Card Front:
In this view you seem to be looking up a deep and narrow canon for the buildings which line Broadway are the highest in the world. Land in lower Broadway is very valuable. It has been sold for as much as $576 per square foot, or at a rate of $1,500,000 per acre. Yet the whole island of Manhattan was bought from the Indians for $24. When land is so very valuable it pays to build high so as to get as great a return as possible from a small land space. Some of these buildings shelter thousands of people, more than most of our smaller towns contain. Such buildings were not possible in the old days when wood and stone were the only building materials. Skyscrapers are always constructed on steel frames whose parts are riveted together. At the left in the foreground is the top of the tall spire of old Trinity Church sharply outlined against Trinity Building over whose
Card Back:
top may be seen the Singer Building, the home of the singer Sewing Machine Co. Trinity Church faces Wall Street, now the financial center of the world. The American Surety Building which you see in the foreground on the right side is on the corner of Broadway and Wall Street.
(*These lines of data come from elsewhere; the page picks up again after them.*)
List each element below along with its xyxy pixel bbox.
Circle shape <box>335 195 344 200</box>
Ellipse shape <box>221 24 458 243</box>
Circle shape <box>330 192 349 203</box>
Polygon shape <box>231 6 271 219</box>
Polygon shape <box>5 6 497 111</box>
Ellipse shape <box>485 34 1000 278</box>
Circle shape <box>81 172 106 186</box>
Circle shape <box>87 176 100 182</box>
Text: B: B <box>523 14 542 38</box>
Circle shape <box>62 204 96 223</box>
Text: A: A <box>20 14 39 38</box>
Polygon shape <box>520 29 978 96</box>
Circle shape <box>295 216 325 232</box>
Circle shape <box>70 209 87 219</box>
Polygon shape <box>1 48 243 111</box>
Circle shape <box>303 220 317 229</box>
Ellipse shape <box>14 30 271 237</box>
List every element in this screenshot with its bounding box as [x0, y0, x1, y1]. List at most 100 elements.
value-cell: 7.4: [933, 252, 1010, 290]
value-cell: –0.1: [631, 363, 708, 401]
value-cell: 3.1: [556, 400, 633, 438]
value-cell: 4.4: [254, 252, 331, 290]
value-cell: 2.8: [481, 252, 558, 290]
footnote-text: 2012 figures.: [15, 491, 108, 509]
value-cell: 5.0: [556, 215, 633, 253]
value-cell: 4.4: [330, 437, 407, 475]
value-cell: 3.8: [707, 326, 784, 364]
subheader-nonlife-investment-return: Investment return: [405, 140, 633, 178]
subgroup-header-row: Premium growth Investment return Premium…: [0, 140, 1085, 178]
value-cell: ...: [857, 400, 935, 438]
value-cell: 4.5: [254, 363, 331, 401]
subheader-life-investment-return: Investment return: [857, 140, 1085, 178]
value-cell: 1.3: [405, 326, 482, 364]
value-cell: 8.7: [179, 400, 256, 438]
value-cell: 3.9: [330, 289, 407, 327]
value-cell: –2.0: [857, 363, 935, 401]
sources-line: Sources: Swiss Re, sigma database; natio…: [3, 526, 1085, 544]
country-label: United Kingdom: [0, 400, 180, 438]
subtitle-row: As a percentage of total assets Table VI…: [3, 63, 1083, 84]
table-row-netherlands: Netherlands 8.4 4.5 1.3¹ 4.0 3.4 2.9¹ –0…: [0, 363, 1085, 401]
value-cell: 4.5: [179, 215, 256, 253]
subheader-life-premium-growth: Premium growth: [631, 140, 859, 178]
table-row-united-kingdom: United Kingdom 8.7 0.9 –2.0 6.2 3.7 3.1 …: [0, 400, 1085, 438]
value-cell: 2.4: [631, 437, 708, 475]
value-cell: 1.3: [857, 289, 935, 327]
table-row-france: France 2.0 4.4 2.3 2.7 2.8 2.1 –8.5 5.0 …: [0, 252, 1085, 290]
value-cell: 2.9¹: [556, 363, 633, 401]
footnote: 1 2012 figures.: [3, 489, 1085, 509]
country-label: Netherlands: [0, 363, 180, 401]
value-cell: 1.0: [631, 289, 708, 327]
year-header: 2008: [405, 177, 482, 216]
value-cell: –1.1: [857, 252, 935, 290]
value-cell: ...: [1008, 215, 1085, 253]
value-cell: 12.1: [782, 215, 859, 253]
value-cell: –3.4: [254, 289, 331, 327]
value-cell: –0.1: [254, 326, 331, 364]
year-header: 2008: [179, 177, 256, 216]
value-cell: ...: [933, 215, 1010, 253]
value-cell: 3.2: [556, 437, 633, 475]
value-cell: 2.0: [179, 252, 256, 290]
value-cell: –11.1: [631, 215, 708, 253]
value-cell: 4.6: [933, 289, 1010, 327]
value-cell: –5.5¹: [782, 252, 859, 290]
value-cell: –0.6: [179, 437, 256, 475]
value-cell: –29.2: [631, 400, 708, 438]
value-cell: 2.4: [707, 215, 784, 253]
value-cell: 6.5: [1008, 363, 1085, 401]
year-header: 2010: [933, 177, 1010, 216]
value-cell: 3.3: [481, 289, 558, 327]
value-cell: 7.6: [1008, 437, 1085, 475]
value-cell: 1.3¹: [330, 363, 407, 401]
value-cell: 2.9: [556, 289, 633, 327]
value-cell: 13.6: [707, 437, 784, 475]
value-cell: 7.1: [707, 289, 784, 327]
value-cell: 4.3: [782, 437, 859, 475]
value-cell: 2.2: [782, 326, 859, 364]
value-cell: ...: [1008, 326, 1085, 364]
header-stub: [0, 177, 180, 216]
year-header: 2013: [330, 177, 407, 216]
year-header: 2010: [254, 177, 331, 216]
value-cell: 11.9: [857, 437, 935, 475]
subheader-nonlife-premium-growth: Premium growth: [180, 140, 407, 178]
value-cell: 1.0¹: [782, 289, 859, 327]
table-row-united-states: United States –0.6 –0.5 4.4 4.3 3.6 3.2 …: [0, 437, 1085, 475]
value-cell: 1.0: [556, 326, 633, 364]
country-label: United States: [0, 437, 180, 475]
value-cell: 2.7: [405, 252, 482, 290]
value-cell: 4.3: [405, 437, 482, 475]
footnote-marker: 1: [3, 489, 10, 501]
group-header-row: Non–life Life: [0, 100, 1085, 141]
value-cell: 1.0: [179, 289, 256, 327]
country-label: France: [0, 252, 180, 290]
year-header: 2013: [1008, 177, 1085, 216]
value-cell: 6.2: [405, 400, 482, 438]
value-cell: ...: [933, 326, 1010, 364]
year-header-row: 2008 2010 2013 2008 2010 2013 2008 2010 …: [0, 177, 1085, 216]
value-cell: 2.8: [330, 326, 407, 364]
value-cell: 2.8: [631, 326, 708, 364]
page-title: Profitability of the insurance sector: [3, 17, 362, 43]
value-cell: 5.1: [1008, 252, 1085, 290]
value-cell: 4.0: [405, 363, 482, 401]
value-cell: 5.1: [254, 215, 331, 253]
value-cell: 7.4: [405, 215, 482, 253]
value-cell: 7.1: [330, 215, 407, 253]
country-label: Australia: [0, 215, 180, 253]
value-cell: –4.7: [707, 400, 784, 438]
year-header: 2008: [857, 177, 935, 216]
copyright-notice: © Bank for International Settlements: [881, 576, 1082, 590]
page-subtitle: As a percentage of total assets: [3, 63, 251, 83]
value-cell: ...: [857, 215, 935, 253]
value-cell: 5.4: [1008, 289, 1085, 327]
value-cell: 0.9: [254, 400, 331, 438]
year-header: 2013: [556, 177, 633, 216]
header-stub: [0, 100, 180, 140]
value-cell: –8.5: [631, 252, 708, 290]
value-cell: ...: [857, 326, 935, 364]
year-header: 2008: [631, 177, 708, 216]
Next to it, tall and white, stands the Equitable Building. Broadway is a part of the old post road that extended from the village of New York to Albany, 150 miles north. From 23rd Street to 59th Street it is spoken of as the "Great White Way." This is the theater, hotel and shopping district and is the best known part of the city. Gradually the stores are moving farther up town leaving lower Broadway to the offices where the big business of the world is carried on.